# What is the domain and range of F(x) = 5/(3-cos2x)?

Aug 3, 2018

The domain is $\left(- \infty , \infty\right)$. The range is $\left[\frac{5}{4} , \frac{5}{2}\right]$.

#### Explanation:

Much like a rational function in $x$, we must ensure that the denominator is not $0$.

$3 - \cos 2 x \ne 0$

$3 \ne \cos 2 x$

Note that the range of the cosine function is $\left[- 1 , 1\right]$ so this inequality always holds true. In other words, the denominator is never equal to $0$ so the domain is $\left(- \infty , \infty\right)$.

$F$ is a continuous function so it suffices to find the maximum and minimum value for the range.
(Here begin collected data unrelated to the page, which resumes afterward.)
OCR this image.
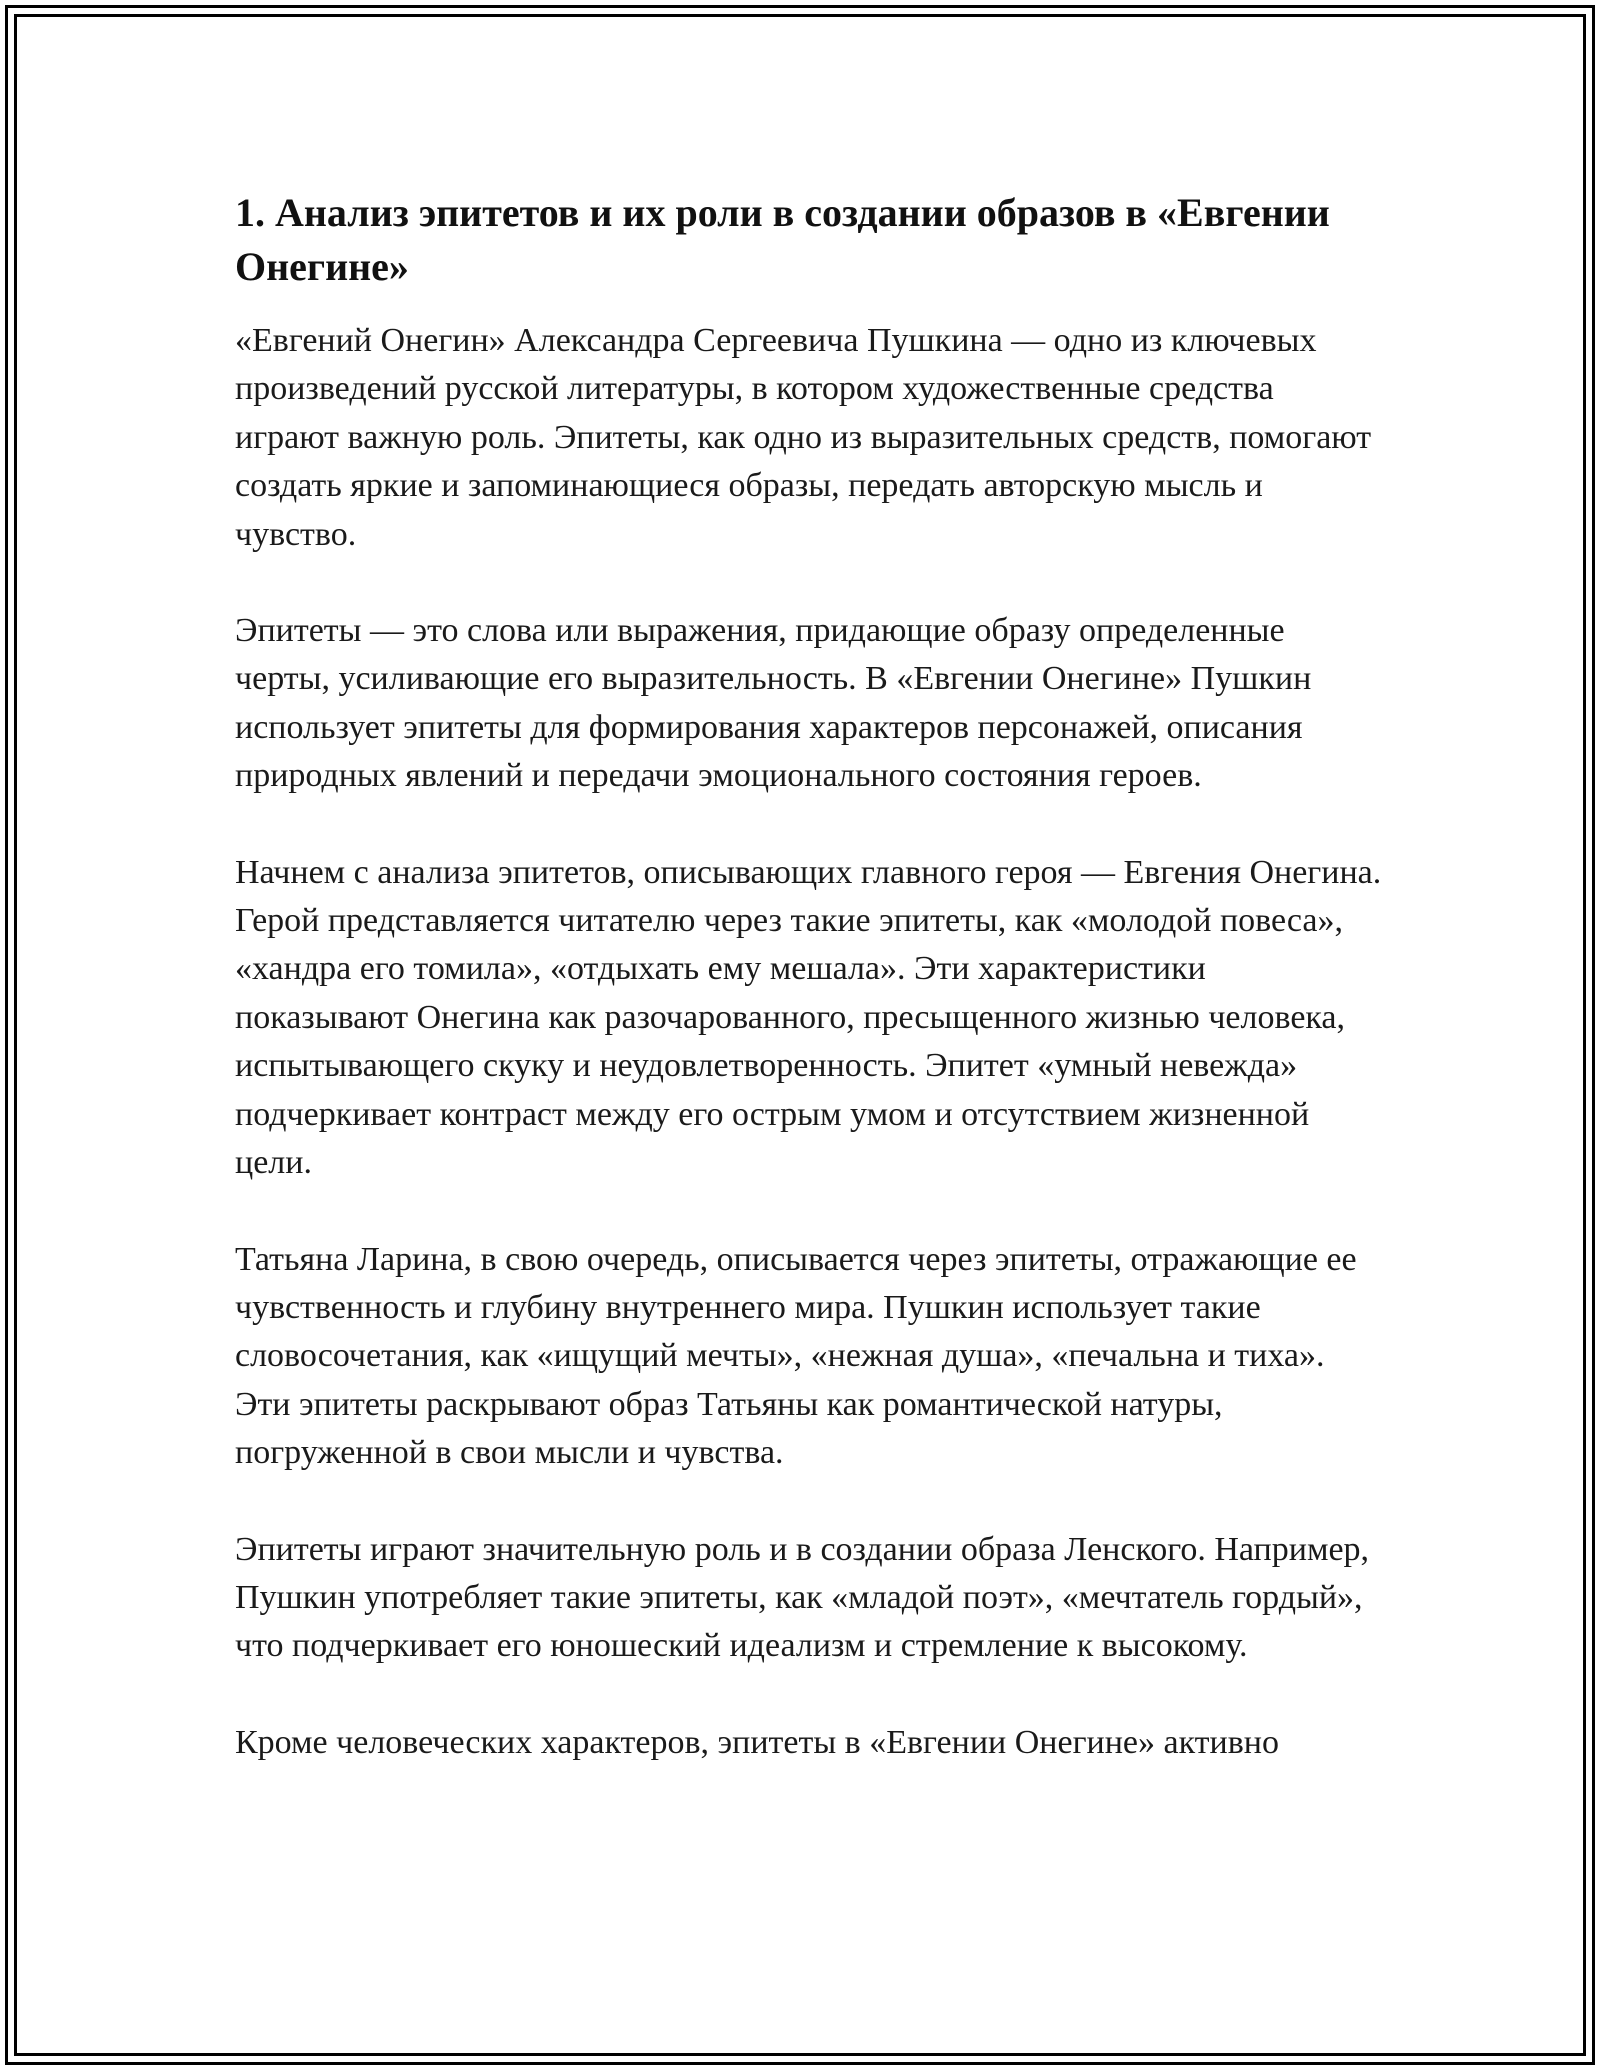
1. Анализ эпитетов и их роли в создании образов в «Евгении Онегине»

«Евгений Онегин» Александра Сергеевича Пушкина — одно из ключевых произведений русской литературы, в котором художественные средства играют важную роль. Эпитеты, как одно из выразительных средств, помогают создать яркие и запоминающиеся образы, передать авторскую мысль и чувство.

Эпитеты — это слова или выражения, придающие образу определенные черты, усиливающие его выразительность. В «Евгении Онегине» Пушкин использует эпитеты для формирования характеров персонажей, описания природных явлений и передачи эмоционального состояния героев.

Начнем с анализа эпитетов, описывающих главного героя — Евгения Онегина. Герой представляется читателю через такие эпитеты, как «молодой повеса», «хандра его томила», «отдыхать ему мешала». Эти характеристики показывают Онегина как разочарованного, пресыщенного жизнью человека, испытывающего скуку и неудовлетворенность. Эпитет «умный невежда» подчеркивает контраст между его острым умом и отсутствием жизненной цели.

Татьяна Ларина, в свою очередь, описывается через эпитеты, отражающие ее чувственность и глубину внутреннего мира. Пушкин использует такие словосочетания, как «ищущий мечты», «нежная душа», «печальна и тиха». Эти эпитеты раскрывают образ Татьяны как романтической натуры, погруженной в свои мысли и чувства.

Эпитеты играют значительную роль и в создании образа Ленского. Например, Пушкин употребляет такие эпитеты, как «младой поэт», «мечтатель гордый», что подчеркивает его юношеский идеализм и стремление к высокому.

Кроме человеческих характеров, эпитеты в «Евгении Онегине» активно
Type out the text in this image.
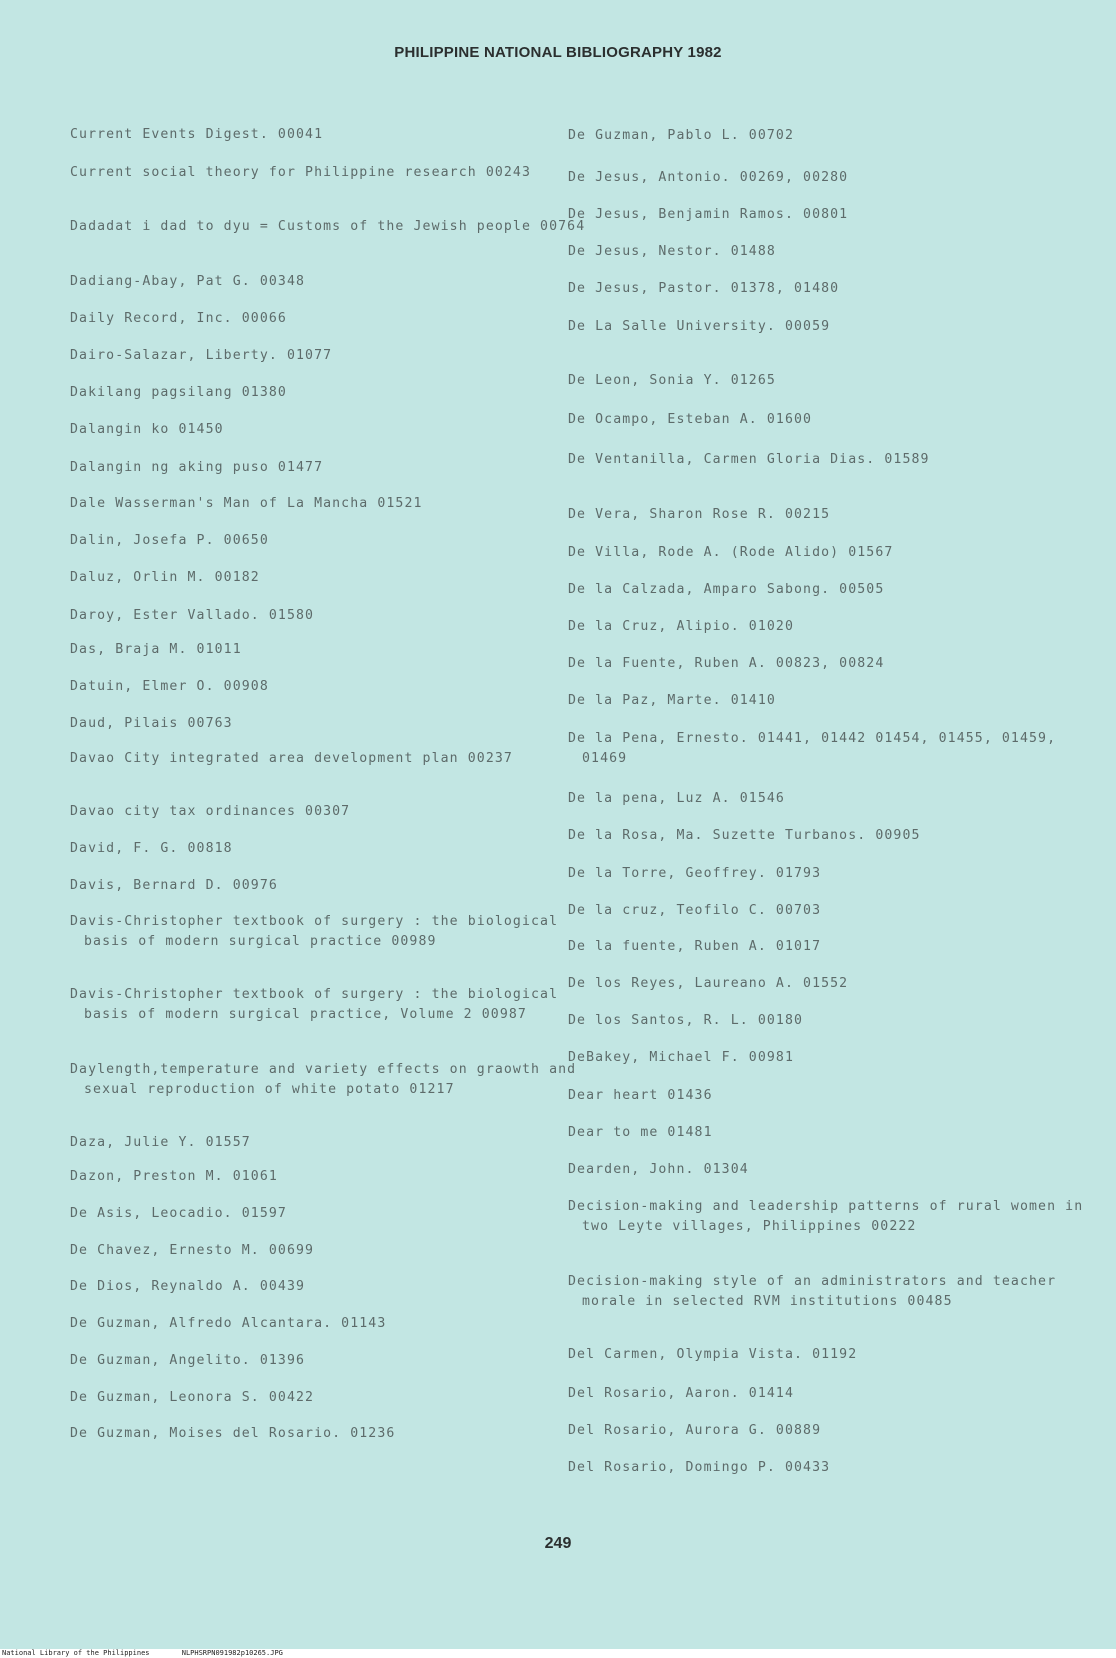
PHILIPPINE NATIONAL BIBLIOGRAPHY 1982
Current Events Digest. 00041
Current social theory for Philippine research 00243
Dadadat i dad to dyu = Customs of the Jewish people 00764
Dadiang-Abay, Pat G. 00348
Daily Record, Inc. 00066
Dairo-Salazar, Liberty. 01077
Dakilang pagsilang 01380
Dalangin ko 01450
Dalangin ng aking puso 01477
Dale Wasserman's Man of La Mancha 01521
Dalin, Josefa P. 00650
Daluz, Orlin M. 00182
Daroy, Ester Vallado. 01580
Das, Braja M. 01011
Datuin, Elmer O. 00908
Daud, Pilais 00763
Davao City integrated area development plan 00237
Davao city tax ordinances 00307
David, F. G. 00818
Davis, Bernard D. 00976
Davis-Christopher textbook of surgery : the biological basis of modern surgical practice 00989
Davis-Christopher textbook of surgery : the biological basis of modern surgical practice, Volume 2 00987
Daylength,temperature and variety effects on graowth and sexual reproduction of white potato 01217
Daza, Julie Y. 01557
Dazon, Preston M. 01061
De Asis, Leocadio. 01597
De Chavez, Ernesto M. 00699
De Dios, Reynaldo A. 00439
De Guzman, Alfredo Alcantara. 01143
De Guzman, Angelito. 01396
De Guzman, Leonora S. 00422
De Guzman, Moises del Rosario. 01236
De Guzman, Pablo L. 00702
De Jesus, Antonio. 00269, 00280
De Jesus, Benjamin Ramos. 00801
De Jesus, Nestor. 01488
De Jesus, Pastor. 01378, 01480
De La Salle University. 00059
De Leon, Sonia Y. 01265
De Ocampo, Esteban A. 01600
De Ventanilla, Carmen Gloria Dias. 01589
De Vera, Sharon Rose R. 00215
De Villa, Rode A. (Rode Alido) 01567
De la Calzada, Amparo Sabong. 00505
De la Cruz, Alipio. 01020
De la Fuente, Ruben A. 00823, 00824
De la Paz, Marte. 01410
De la Pena, Ernesto. 01441, 01442 01454, 01455, 01459, 01469
De la pena, Luz A. 01546
De la Rosa, Ma. Suzette Turbanos. 00905
De la Torre, Geoffrey. 01793
De la cruz, Teofilo C. 00703
De la fuente, Ruben A. 01017
De los Reyes, Laureano A. 01552
De los Santos, R. L. 00180
DeBakey, Michael F. 00981
Dear heart 01436
Dear to me 01481
Dearden, John. 01304
Decision-making and leadership patterns of rural women in two Leyte villages, Philippines 00222
Decision-making style of an administrators and teacher morale in selected RVM institutions 00485
Del Carmen, Olympia Vista. 01192
Del Rosario, Aaron. 01414
Del Rosario, Aurora G. 00889
Del Rosario, Domingo P. 00433
249
National Library of the Philippines	NLPHSRPN091982p10265.JPG
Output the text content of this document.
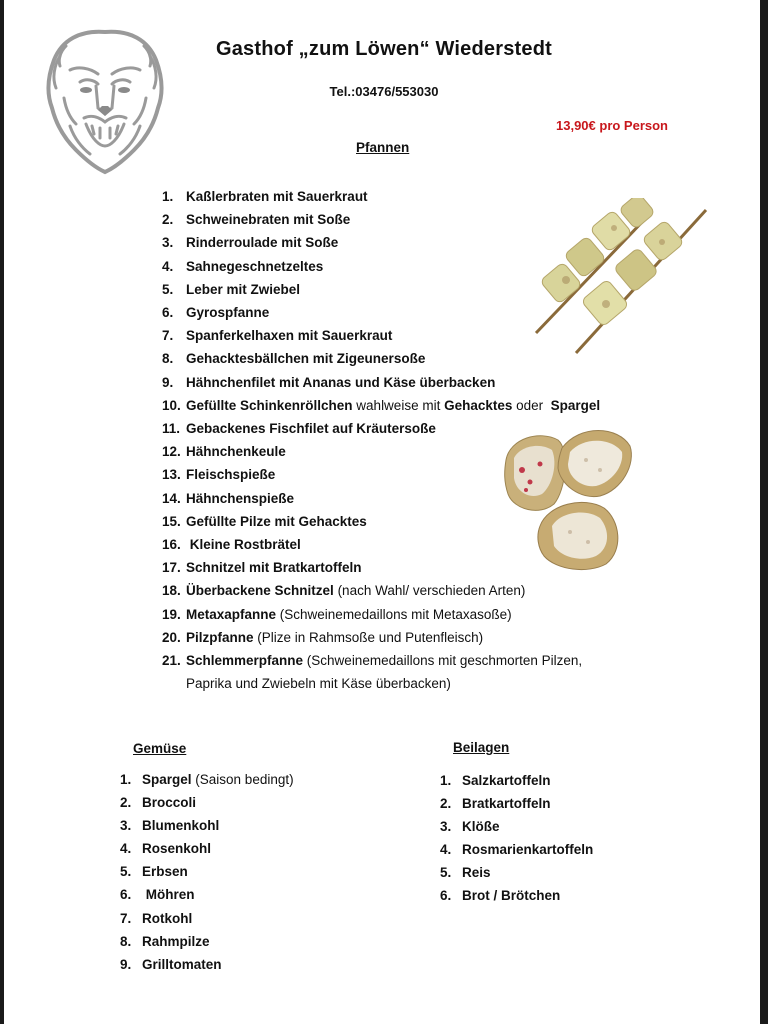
Gasthof „zum Löwen“ Wiederstedt
Tel.:03476/553030
13,90€ pro Person
Pfannen
1. Kaßlerbraten mit Sauerkraut
2. Schweinebraten mit Soße
3. Rinderroulade mit Soße
4. Sahnegeschnetzeltes
5. Leber mit Zwiebel
6. Gyrospfanne
7. Spanferkelhaxen mit Sauerkraut
8. Gehacktesbällchen mit Zigeunersoße
9. Hähnchenfilet mit Ananas und Käse überbacken
10. Gefüllte Schinkenröllchen wahlweise mit Gehacktes oder  Spargel
11. Gebackenes Fischfilet auf Kräutersoße
12. Hähnchenkeule
13. Fleischspieße
14. Hähnchenspieße
15. Gefüllte Pilze mit Gehacktes
16. Kleine Rostbrätel
17. Schnitzel mit Bratkartoffeln
18. Überbackene Schnitzel (nach Wahl/ verschieden Arten)
19. Metaxapfanne (Schweinemedaillons mit Metaxasoße)
20. Pilzpfanne (Plize in Rahmsoße und Putenfleisch)
21. Schlemmerpfanne (Schweinemedaillons mit geschmorten Pilzen,
Paprika und Zwiebeln mit Käse überbacken)
Gemüse	Beilagen
1. Spargel (Saison bedingt)
2. Broccoli
3. Blumenkohl
4. Rosenkohl
5. Erbsen
6. Möhren
7. Rotkohl
8. Rahmpilze
9. Grilltomaten
1. Salzkartoffeln
2. Bratkartoffeln
3. Klöße
4. Rosmarienkartoffeln
5. Reis
6. Brot / Brötchen
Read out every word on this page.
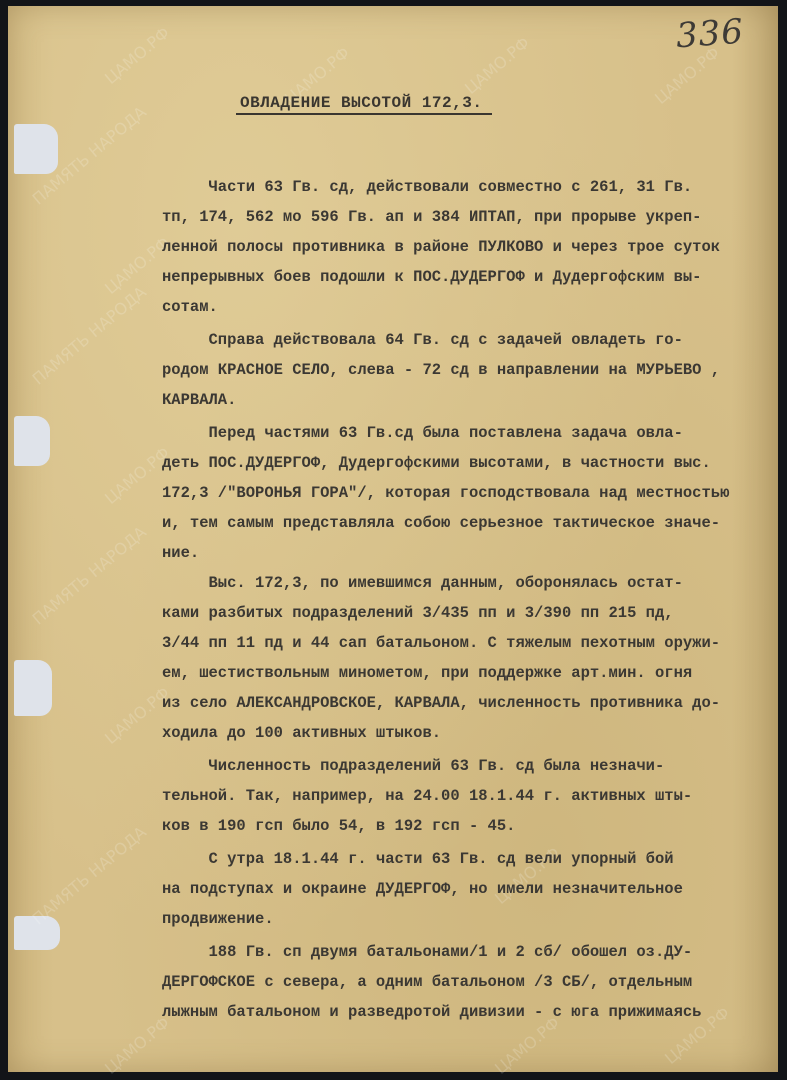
ЦАМО.РФ	ЦАМО.РФ	ЦАМО.РФ	ЦАМО.РФ
ПАМЯТЬ НАРОДА
ЦАМО.РФ
ПАМЯТЬ НАРОДА
ЦАМО.РФ
ПАМЯТЬ НАРОДА
ЦАМО.РФ
ПАМЯТЬ НАРОДА	ЦАМО.РФ
ЦАМО.РФ	ЦАМО.РФ	ЦАМО.РФ
336
ОВЛАДЕНИЕ ВЫСОТОЙ 172,3.
Части 63 Гв. сд, действовали совместно с 261, 31 Гв.
тп, 174, 562 мо 596 Гв. ап и 384 ИПТАП, при прорыве укреп-
ленной полосы противника в районе ПУЛКОВО и через трое суток
непрерывных боев подошли к ПОС.ДУДЕРГОФ и Дудергофским вы-
сотам.
Справа действовала 64 Гв. сд с задачей овладеть го-
родом КРАСНОЕ СЕЛО, слева - 72 сд в направлении на МУРЬЕВО ,
КАРВАЛА.
Перед частями 63 Гв.сд была поставлена задача овла-
деть ПОС.ДУДЕРГОФ, Дудергофскими высотами, в частности выс.
172,3 /"ВОРОНЬЯ ГОРА"/, которая господствовала над местностью
и, тем самым представляла собою серьезное тактическое значе-
ние.
Выс. 172,3, по имевшимся данным, оборонялась остат-
ками разбитых подразделений 3/435 пп и 3/390 пп 215 пд,
3/44 пп 11 пд и 44 сап батальоном. С тяжелым пехотным оружи-
ем, шестиствольным минометом, при поддержке арт.мин. огня
из село АЛЕКСАНДРОВСКОЕ, КАРВАЛА, численность противника до-
ходила до 100 активных штыков.
Численность подразделений 63 Гв. сд была незначи-
тельной. Так, например, на 24.00 18.1.44 г. активных шты-
ков в 190 гсп было 54, в 192 гсп - 45.
С утра 18.1.44 г. части 63 Гв. сд вели упорный бой
на подступах и окраине ДУДЕРГОФ, но имели незначительное
продвижение.
188 Гв. сп двумя батальонами/1 и 2 сб/ обошел оз.ДУ-
ДЕРГОФСКОЕ с севера, а одним батальоном /3 СБ/, отдельным
лыжным батальоном и разведротой дивизии - с юга прижимаясь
Notice that only the denominator is affected by $x$. In this case, we wish to have the greatest and lowest denominator possible to minimize and maximize $F$.

$\cos 2 x \in \left[\textcolor{red}{- 1} , \textcolor{b l u e}{1}\right]$

The greatest denominator is $3 - \left(\textcolor{red}{- 1}\right)$ which gives a minimum value of:

$\frac{5}{3 - \left(\textcolor{red}{- 1}\right)} = \frac{5}{4}$

The lowest denominator is $3 - \left(\textcolor{b l u e}{1}\right)$ which gives a maximum value of:

$\frac{5}{3 - \left(\textcolor{b l u e}{1}\right)} = \frac{5}{2}$

The range of $F$ must therefore be $\left[\frac{5}{4} , \frac{5}{2}\right]$.